The Zen of Scientific computing

Have you ever felt like all your work was built as a house of cards, ready to crash down at any time?

Have you ever felt that you are far too inefficient to survive?

No, you’re not alone. Yes, there is a better way.

Production code vs research code

Yes, many things about software development may not apply to you:

Production code:
- you sort of know what the target is
- code is the main result
- must be maintainable for the future
Research code:
- you don’t know what the target is
- code is secondary

But research code often becomes important in the future, so not all can be an unmaintainable mess…

Research code pyramid

I know that not all research code will be perfect.

But if you don’t build on a good base, you will end up with misery.

../../_images/zen-of-scicomp-pyramid.svg

Yes, you can’t do everything perfectly

Not everything you do will be perfect. But it has to be good enough to:

be correct
be changed without too much difficulty
be run again once reviews come in
ideally, not wasted once you do something new

Even as a scientist, you need to know the levels of maturity so that you can do the right thing for your situation.

It takes skill and practice to do this right. But it is part of being a scientist.

This talk’s outline:

Describe different factors that influence code quality
Describe what the maturity levels are and when you might need them

What aspects can you improve?

Below are many different aspects of scientific computing which you can improve.

Some are good for everyone. Some you may not need yet. Different levels of maturity are presented for each topic, so that you can think about what is right for you.

Version control

Version control allows you to track changes and progress.

For example, you can figure out what you just broke or when you introduced a bug.
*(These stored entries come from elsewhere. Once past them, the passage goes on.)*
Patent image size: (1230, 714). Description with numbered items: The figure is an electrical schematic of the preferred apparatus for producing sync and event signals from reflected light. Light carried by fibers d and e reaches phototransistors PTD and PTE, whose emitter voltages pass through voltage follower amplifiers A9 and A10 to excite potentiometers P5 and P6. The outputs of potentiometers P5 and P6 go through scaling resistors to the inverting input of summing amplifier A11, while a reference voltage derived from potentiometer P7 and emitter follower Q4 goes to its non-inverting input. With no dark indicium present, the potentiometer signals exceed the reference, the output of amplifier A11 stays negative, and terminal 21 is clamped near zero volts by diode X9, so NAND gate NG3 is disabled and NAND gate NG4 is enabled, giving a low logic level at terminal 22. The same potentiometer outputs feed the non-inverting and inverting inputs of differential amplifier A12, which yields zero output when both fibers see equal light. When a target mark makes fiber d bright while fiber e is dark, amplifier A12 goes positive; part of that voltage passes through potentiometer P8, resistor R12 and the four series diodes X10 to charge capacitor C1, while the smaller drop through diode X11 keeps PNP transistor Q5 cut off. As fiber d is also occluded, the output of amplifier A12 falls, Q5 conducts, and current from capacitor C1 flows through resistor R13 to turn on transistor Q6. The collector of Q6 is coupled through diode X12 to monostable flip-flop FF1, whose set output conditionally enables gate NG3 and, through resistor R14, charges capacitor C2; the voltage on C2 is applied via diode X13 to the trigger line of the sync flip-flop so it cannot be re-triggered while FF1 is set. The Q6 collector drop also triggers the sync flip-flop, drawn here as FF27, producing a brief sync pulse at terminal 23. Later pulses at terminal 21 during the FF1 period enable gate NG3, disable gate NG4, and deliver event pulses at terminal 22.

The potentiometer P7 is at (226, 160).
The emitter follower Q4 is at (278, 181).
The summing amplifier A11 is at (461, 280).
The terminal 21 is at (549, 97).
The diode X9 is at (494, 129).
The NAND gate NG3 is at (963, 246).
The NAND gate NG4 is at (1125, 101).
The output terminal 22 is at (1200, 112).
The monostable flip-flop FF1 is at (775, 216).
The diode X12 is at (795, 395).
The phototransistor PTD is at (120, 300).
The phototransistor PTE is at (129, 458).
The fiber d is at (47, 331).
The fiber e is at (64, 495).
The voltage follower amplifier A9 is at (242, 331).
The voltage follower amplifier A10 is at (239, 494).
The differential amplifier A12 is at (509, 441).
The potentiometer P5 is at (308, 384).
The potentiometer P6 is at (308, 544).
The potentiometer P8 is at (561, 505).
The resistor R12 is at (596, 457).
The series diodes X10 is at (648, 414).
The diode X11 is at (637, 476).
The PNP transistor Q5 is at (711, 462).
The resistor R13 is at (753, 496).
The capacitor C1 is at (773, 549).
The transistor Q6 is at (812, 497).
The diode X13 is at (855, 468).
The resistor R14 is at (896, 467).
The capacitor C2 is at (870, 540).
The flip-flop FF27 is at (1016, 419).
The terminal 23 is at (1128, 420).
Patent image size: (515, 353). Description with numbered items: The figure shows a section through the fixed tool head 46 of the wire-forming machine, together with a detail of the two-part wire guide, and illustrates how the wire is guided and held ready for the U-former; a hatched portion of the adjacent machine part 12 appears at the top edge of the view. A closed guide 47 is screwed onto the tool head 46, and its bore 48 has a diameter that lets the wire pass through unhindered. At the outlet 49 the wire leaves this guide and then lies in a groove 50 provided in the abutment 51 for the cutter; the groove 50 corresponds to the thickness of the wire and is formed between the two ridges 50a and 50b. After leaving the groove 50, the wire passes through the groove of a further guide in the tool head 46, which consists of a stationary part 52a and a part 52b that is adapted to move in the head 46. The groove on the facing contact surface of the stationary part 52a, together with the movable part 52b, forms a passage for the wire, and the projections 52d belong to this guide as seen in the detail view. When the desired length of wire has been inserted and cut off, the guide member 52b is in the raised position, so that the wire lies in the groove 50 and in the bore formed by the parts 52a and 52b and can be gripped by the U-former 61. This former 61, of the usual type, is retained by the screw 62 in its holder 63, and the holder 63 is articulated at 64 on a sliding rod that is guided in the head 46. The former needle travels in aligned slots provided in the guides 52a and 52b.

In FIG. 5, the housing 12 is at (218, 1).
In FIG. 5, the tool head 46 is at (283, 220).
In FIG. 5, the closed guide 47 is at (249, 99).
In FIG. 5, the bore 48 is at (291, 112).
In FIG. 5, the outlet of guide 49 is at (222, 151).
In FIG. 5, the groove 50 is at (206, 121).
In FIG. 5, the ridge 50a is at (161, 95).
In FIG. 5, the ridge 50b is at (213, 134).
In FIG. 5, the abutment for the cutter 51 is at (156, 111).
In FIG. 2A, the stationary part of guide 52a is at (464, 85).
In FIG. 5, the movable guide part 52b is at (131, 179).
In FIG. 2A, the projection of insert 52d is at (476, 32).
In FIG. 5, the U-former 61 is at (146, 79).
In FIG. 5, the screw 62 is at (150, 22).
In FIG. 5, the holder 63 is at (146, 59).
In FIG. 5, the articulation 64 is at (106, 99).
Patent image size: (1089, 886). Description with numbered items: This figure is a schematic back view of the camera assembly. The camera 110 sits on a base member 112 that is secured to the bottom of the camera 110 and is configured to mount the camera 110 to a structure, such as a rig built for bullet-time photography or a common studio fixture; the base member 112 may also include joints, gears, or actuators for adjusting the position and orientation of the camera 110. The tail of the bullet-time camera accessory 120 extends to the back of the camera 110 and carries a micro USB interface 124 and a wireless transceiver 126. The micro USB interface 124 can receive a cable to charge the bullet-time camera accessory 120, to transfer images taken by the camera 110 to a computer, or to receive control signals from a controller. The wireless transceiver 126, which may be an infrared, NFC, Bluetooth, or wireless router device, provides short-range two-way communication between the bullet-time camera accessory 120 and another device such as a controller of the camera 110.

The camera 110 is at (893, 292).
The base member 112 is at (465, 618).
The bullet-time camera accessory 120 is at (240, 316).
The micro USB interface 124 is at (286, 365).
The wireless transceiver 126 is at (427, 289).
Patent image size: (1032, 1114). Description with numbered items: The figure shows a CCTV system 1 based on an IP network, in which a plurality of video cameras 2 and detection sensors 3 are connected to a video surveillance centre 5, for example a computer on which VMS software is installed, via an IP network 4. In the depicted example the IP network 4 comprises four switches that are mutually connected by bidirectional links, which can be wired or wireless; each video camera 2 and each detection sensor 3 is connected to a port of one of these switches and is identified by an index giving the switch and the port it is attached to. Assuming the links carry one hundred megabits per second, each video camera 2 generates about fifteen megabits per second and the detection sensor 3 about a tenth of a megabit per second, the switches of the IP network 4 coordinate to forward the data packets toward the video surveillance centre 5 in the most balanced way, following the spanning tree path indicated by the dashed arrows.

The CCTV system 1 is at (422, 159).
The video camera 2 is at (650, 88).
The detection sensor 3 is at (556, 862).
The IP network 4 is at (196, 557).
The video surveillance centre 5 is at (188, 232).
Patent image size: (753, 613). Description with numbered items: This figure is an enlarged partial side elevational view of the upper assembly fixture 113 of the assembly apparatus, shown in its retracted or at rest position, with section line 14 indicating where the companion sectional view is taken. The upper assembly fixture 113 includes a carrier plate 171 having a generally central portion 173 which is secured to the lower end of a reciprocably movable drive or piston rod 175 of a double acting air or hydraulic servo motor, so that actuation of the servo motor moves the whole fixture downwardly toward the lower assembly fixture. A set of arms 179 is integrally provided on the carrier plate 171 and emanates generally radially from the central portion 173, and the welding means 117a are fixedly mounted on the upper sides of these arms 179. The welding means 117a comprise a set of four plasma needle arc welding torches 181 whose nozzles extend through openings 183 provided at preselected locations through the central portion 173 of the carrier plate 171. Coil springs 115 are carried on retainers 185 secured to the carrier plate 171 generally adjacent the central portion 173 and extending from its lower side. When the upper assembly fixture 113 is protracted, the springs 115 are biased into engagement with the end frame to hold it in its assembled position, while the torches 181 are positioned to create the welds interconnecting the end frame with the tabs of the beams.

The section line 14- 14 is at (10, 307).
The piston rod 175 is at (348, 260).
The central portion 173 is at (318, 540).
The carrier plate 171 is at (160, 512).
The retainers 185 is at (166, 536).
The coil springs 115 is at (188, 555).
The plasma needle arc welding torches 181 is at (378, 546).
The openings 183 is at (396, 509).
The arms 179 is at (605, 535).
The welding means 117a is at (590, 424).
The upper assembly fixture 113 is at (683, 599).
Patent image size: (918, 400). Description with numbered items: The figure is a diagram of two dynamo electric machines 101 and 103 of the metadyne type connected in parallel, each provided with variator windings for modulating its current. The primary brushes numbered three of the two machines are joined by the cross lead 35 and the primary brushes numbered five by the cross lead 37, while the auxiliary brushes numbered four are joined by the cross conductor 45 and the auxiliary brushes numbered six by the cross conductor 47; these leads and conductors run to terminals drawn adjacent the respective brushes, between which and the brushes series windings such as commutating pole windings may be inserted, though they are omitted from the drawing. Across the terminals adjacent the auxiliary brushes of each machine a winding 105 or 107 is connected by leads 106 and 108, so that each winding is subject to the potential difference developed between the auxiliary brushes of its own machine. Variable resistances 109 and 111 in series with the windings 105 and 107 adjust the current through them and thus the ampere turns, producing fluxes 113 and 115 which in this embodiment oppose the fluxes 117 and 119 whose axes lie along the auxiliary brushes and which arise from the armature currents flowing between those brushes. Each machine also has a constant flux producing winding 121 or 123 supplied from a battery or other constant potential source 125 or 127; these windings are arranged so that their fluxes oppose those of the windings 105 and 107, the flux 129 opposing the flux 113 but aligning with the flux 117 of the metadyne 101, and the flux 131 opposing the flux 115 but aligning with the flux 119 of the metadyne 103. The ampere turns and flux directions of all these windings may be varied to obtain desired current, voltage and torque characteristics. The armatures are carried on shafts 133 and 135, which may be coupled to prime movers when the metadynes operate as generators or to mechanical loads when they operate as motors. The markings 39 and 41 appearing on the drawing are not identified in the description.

You can always go back to other versions.

Version control is essential to any type of collaboration.

L0: no version control
L1: local repo, just commit for yourself
L2: shared repo, multiple collaborators push directly
L3: shared repo, pull-request workflow

Resources:

Github, CodeRefinery Gitlab, your institution’s equivalent, and many more.
CodeRefinery lessons, git-intro and git-collaborative)
Software Carpentry Git-novice lesson

Modular code

Modularity is one of the basic prerequisites to be able to understand, maintain, and reuse things - and also hard to get right at the beginning.

Don’t worry too much, but always think about how to make things reusability.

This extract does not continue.